Я ощущаю что-то похожее на укол вины, но не позволяю чувству порасти. Отец дал мне людей, чтобы обеспечить мою безопасность. Если мне нужно задержать их, я задержу.
Отец ведь не остался без охраны? Не остался… А ещё он заклинатель и может позаботиться о себе сам.
Удачно воспоминания потекли — что насчёт дяди и тёти?
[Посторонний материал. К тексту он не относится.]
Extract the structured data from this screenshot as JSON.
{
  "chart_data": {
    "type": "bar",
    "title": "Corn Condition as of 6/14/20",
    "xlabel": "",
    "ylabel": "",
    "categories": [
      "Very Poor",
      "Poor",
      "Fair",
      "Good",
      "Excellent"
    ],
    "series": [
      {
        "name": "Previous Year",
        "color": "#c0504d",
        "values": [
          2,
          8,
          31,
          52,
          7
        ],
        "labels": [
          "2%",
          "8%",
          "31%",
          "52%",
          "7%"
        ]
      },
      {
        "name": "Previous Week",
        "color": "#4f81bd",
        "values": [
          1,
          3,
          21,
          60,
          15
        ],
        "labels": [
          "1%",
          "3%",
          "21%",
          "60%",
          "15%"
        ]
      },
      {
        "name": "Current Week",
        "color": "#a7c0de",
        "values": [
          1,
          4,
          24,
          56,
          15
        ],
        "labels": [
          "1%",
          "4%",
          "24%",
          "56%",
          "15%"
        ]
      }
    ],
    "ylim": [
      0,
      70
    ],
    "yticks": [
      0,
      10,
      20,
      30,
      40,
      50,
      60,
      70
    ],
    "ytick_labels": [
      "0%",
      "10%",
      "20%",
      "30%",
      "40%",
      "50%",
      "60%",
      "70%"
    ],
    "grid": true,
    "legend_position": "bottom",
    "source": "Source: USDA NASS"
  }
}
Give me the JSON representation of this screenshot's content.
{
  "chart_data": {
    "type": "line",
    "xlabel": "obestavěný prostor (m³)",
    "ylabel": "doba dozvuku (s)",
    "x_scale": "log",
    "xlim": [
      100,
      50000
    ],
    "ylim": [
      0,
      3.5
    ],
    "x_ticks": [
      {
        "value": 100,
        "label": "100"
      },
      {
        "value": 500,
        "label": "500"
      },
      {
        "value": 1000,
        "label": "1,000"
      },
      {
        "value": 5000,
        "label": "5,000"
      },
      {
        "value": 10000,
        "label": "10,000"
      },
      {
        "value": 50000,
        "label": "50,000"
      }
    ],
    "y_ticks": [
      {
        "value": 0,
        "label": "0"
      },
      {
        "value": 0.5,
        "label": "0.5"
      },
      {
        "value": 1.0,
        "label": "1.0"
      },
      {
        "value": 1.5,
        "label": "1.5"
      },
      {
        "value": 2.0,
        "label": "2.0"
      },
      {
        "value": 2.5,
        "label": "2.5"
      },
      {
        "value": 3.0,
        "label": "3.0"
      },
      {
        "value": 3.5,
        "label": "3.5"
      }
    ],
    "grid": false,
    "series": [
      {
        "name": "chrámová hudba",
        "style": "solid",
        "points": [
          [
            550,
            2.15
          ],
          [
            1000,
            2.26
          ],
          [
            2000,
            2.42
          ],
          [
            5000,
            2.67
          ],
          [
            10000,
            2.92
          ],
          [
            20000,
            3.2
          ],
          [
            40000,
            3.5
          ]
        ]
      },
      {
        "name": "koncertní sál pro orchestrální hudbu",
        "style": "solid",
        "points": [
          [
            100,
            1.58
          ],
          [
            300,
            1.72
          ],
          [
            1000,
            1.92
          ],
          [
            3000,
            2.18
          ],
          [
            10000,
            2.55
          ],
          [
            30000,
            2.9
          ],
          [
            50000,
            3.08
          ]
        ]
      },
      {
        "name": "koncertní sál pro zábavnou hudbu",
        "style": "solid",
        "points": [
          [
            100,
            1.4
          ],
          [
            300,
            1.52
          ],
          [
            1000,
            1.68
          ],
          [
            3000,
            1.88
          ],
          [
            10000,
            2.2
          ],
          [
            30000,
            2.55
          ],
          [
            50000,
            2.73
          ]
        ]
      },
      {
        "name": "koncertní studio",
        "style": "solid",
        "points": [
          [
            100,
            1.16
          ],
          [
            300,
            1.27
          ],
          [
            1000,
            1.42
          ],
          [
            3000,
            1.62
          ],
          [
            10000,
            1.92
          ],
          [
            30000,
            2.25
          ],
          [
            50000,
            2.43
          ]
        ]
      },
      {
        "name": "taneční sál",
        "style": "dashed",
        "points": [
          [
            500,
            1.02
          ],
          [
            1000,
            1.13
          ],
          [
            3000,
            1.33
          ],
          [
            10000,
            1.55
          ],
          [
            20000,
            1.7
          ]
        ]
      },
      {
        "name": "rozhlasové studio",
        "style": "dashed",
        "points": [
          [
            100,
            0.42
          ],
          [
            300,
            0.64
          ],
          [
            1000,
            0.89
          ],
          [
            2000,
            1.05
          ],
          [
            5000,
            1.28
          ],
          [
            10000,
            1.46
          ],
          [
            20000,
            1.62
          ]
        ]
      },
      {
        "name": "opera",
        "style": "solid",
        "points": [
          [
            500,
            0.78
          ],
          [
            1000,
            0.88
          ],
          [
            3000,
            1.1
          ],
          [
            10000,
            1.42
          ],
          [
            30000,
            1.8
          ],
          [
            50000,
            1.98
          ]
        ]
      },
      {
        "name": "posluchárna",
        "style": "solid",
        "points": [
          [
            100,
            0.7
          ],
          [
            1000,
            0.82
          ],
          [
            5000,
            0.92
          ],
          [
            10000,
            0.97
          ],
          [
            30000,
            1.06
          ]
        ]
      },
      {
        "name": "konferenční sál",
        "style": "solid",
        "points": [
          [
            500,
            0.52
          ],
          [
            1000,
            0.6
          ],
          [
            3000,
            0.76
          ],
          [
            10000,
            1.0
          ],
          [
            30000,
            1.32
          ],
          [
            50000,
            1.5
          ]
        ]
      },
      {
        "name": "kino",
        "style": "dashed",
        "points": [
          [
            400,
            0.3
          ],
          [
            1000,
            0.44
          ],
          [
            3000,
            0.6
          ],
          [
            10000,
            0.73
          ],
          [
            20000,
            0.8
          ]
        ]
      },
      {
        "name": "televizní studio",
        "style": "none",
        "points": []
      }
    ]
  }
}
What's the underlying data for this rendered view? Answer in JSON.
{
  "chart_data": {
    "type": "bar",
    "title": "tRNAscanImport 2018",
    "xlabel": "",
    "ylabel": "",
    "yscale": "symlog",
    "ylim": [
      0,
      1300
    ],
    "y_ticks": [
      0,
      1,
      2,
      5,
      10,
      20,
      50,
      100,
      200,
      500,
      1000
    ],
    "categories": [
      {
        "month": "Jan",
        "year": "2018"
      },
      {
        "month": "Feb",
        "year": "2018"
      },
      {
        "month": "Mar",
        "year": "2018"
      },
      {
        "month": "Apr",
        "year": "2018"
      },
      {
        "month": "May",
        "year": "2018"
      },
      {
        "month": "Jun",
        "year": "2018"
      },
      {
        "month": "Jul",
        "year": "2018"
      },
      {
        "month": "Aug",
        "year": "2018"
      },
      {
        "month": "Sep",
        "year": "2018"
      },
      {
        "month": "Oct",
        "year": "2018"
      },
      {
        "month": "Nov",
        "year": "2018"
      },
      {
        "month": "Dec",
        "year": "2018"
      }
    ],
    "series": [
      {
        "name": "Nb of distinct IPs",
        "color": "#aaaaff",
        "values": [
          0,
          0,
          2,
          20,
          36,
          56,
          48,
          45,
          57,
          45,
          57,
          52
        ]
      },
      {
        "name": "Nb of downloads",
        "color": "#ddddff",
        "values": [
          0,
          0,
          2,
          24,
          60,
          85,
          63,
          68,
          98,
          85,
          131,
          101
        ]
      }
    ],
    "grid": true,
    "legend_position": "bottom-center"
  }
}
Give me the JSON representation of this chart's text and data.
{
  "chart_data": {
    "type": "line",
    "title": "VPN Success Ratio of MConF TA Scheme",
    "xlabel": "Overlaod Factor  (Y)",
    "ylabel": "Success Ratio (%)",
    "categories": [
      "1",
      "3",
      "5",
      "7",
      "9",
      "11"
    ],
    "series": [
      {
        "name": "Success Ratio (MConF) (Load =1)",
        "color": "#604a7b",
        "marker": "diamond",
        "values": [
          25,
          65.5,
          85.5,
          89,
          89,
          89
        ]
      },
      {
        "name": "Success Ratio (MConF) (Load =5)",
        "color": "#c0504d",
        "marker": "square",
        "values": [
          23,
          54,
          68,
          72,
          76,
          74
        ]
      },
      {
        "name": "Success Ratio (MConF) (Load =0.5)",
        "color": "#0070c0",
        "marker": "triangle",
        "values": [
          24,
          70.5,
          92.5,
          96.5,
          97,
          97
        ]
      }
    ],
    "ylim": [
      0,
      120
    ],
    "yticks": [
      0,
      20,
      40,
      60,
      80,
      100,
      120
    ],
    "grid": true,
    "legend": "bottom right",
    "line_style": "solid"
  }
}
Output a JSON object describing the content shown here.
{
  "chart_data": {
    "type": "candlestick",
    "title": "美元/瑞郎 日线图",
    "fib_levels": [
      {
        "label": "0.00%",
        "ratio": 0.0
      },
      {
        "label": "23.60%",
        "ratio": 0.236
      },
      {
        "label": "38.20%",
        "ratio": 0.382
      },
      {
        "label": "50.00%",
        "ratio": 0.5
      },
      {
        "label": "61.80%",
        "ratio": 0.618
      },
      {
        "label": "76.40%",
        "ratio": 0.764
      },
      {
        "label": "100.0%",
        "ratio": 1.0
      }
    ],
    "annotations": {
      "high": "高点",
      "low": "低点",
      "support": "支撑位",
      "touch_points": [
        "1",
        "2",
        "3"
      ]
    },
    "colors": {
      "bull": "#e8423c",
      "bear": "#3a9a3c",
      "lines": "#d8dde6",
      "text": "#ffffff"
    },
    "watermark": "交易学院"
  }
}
Про дядю вспомнить не удаётся, а вот картинка, как тётушка развлекает меня и кузин иллюзией цветка, встаёт перед глазами. Кузины, надо полагать, чему-то тоже обучены.
Мда…
Не поместье, а логово ядовитых змей, вооружённых магией.
— Берегите себя, командир Вей! Я желаю вам благополучной дороги.
— Да, юная госпожа, — он отступает на шаг, запрыгивает на лошадь.
Махать на прощание здесь не принято.
Я замечаю, что кормилица приподняла штору и смотрит на меня с очень сложным выражением, в нём и тоска, и боль, и недоумение, и беспокойство, и любовь. Я стараюсь ответить ободряющей улыбкой, только получается плохо.
Командир трогает лошадь пяткой, и разгруженные экипажи один за другим начинают движение. Я продолжаю стоять, пока последний в цепочке не достигает конца фасадной стены поместья.
У меня меньше часа, чтобы действовать.
И несколько минут дядя явно собирается украсть, он подходит:
— Юйлин, я всю знаю, — строго начал он.
— О чём вы, дядя?
— Не притворяйся. Здесь не поместье твоего отца, здесь твои фокусы не пройдут. Твой отец может быть ослеплён фальшивой невинностью, но не я.
— Дядя? — мой тон становится капельку прохладнее.
Я чувствую, как пугается здешнаяя часть и как недоумевает иномирная.
— Ты привела больную служанку, а когда твоя тётя встала на защиту слуг поместья, ты ей грубила, была непочтительна, а со своими сёстрами высокомерна и чванлива. Ты докучала старости, запугивала несчастную семью земледельцев. Что за злобная натура!
Обвинения настолько прекрасны, что даже возражать не хочется, только восхищаться тем, как дядя ловко извратил мой приезд. Его послушать, так не племянница приехала, а тиранша-рекетир.
Спасибо за идею, конечно, но я пока не готова захватывать поместье.
— Да? — я позволяю брови изогнуться.
— Ты даже не раскаиваешься! Возмутительное поведение!
— Дядя…
Что мне ему сказать?
Если откровенно, то очень хочется послать подальше.
Но это же некультурно.
Я очень чётко понимаю, что дядя остаётся в рамках традиций, сейчас он не просто мой старший, он мой опекун и имеет право меня ругать. Очевидно, что, отругав, он прикажет мне уйти в выделенный мне двор и думать о своём поведении.
А когда я уйду, пошлёт служанок меня караулить, чтобы не вышла раньше, чем запрет будет снят, и загребёт сундуки.
— Возможно, ты не осознаёшь, насколько ты неправа, Юйлин. Я помню, как твой отец тебя баловал. Я предупреждал его, но разве же он слушал! Он не наказал тебя даже тогда, когды ты влезла в архив с Запретными свитками. Ты моя племянница, Юйлин. Хотя я давно тебя не видел, ты в моём сердце, я люблю тебя как родную дочь. Я позабочусь о тебе. Я попрошу твою тётю найти для тебя бабушку, которая обучит тебя хорошим манерам. До конца месяца ты должна переписать трактат “О женской добродетели”, а сейчас на три дня и три ночи отправляйся в Зале предков думать о своём недопустимом поведении!
Эм?
Дядюшка превзошёл мои ожидания.
Запереть меня на три дня… Даже если он меня “милостиво простит” и отпустит раньше времени, всё равно впечатляет. По его мнению Юйлин испугается и станет шёлковой? Ну-ну, он просчитался.
Он разворачивается и, широко шагая, устремляется в ворота. Я смотрю ему вслед. Промолчать или сейчас высказать?